Perry mengatakan pertumbuhan kredit ataupun DPK akan membaik pada 2020 dengan perkiraan pertumbuhan kredit 10-12 persen sementara pertumbuhan DPK 8-10 persen sejalan dengan prospek perbaikan pertumbuhan ekonomi.
“Pada saat permintaan kredit meningkat, perbankan siap menyalurkan kredit sehingga akan mendorong permintaan kredit tahun depan,” kata Perry.

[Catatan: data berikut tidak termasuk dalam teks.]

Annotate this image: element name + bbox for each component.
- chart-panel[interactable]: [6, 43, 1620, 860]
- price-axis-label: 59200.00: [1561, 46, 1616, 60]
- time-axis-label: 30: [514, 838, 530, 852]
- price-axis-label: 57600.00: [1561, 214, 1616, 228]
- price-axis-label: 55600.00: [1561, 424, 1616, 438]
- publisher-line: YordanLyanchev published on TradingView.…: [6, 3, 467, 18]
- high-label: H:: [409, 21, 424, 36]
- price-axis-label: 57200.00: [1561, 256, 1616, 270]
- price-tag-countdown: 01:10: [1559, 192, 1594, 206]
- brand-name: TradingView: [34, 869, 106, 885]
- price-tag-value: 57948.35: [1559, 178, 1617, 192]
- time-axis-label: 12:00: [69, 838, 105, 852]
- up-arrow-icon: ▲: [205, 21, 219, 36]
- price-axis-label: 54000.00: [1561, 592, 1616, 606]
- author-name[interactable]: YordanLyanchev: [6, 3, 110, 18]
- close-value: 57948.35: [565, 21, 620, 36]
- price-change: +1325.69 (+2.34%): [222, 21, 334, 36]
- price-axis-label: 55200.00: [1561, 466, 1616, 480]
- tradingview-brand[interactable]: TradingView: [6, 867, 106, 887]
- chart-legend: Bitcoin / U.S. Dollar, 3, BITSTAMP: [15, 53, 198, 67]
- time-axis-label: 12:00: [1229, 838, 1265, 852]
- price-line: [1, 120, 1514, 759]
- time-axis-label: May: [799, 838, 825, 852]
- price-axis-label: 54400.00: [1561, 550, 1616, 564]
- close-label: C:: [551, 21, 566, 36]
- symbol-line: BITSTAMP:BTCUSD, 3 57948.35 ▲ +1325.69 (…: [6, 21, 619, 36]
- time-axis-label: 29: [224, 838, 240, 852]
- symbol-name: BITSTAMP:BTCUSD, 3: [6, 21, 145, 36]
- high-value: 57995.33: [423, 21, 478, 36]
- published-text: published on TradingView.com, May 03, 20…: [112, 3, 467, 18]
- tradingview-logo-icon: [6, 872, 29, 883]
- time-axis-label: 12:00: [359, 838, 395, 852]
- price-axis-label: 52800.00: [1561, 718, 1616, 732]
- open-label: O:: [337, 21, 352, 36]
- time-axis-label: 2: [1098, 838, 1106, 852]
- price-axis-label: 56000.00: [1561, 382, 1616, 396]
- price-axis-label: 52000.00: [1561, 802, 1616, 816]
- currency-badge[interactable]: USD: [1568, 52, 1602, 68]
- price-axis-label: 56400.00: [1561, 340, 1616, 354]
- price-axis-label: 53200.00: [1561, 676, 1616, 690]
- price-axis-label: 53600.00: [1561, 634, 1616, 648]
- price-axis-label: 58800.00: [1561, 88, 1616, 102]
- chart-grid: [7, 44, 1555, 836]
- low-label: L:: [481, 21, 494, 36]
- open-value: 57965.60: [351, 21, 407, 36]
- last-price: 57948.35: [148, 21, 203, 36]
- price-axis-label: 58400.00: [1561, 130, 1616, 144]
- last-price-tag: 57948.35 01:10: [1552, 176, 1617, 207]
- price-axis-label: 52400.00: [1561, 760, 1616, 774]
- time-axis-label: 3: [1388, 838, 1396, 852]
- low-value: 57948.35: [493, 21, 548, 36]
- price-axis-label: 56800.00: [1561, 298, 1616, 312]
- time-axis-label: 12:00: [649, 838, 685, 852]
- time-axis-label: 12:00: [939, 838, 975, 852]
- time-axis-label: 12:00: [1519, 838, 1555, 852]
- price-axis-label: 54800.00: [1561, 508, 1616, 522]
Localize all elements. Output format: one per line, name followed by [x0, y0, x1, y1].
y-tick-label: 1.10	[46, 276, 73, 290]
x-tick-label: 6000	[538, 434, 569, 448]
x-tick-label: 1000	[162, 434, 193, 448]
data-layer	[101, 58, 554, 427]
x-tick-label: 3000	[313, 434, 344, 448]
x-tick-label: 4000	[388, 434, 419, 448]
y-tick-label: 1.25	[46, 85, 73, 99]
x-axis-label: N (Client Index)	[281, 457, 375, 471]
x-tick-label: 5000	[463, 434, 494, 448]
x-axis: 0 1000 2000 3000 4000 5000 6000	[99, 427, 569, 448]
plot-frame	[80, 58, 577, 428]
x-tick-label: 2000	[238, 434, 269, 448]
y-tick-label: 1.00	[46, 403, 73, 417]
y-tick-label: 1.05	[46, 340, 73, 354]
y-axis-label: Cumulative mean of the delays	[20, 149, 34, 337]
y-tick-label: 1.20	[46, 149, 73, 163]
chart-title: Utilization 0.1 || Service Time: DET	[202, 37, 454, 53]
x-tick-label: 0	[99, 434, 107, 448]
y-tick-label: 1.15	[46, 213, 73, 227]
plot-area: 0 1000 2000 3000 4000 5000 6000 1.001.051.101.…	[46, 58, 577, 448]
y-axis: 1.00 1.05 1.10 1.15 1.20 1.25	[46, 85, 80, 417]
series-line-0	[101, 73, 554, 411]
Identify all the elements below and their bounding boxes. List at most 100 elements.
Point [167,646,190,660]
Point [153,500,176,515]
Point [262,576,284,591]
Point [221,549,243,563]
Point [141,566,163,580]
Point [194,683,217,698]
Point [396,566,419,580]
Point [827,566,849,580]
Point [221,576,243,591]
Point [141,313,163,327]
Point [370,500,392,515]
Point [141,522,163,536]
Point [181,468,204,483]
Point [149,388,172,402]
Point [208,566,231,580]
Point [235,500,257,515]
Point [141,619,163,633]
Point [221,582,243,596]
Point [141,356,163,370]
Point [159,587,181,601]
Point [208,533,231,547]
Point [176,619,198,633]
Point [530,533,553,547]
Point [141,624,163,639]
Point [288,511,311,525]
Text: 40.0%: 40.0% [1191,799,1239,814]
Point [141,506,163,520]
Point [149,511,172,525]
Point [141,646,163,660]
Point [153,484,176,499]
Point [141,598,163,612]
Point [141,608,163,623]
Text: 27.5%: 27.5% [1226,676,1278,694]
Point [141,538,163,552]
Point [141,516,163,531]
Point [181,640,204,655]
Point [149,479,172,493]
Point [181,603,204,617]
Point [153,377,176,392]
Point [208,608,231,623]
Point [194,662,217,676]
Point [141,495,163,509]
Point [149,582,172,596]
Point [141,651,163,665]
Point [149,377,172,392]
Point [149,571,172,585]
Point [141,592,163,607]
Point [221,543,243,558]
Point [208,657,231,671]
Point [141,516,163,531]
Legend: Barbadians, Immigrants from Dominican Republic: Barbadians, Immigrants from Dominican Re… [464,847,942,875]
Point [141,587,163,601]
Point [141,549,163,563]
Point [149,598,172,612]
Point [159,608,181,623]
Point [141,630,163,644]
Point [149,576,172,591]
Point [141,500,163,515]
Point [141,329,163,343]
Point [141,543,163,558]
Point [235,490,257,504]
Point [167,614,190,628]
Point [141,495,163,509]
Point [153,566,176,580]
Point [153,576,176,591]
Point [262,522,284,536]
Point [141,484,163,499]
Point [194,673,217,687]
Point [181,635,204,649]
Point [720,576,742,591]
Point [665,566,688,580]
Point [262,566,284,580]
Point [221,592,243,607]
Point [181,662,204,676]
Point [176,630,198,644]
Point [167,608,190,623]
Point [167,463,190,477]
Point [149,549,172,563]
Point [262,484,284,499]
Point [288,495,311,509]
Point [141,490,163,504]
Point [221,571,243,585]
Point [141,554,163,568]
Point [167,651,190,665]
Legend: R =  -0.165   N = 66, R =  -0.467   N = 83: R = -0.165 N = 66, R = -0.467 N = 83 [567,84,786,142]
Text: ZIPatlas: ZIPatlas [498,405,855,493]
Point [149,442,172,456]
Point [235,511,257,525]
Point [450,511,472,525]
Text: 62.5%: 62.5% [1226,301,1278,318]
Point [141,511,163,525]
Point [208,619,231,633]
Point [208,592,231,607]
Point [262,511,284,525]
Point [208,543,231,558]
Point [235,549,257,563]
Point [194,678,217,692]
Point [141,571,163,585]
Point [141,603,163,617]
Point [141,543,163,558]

Selain itu, Perry mengatakan bahwa stabilitas sistem keuangan tetap terjaga, meskipun fungsi intermediasi perbankan terus menjadi perhatian Bank Indonesia.
Dia mengatakan stabilitas sistem keuangan terjaga yang tercermin dari rasio kecukupan modal (Capital Adequacy Ratio/CAR) perbankan Oktober 2019 yang tinggi yakni 23,44 persen, dan rasio kredit bermasalah (Non-Performing Loan/NPL) yang tetap rendah yakni 2,73 persen (gross) atau 1,25 persen (net).
“Bank Indonesia tetap menempuh kebijakan makroprudensial yang akomodatif dan memperkuat koordinasi dengan otoritas terkait sehingga dapat tetap menjaga stabilitas sistem keuangan dan mendorong fungsi intermediasi perbankan,” jelas Perry.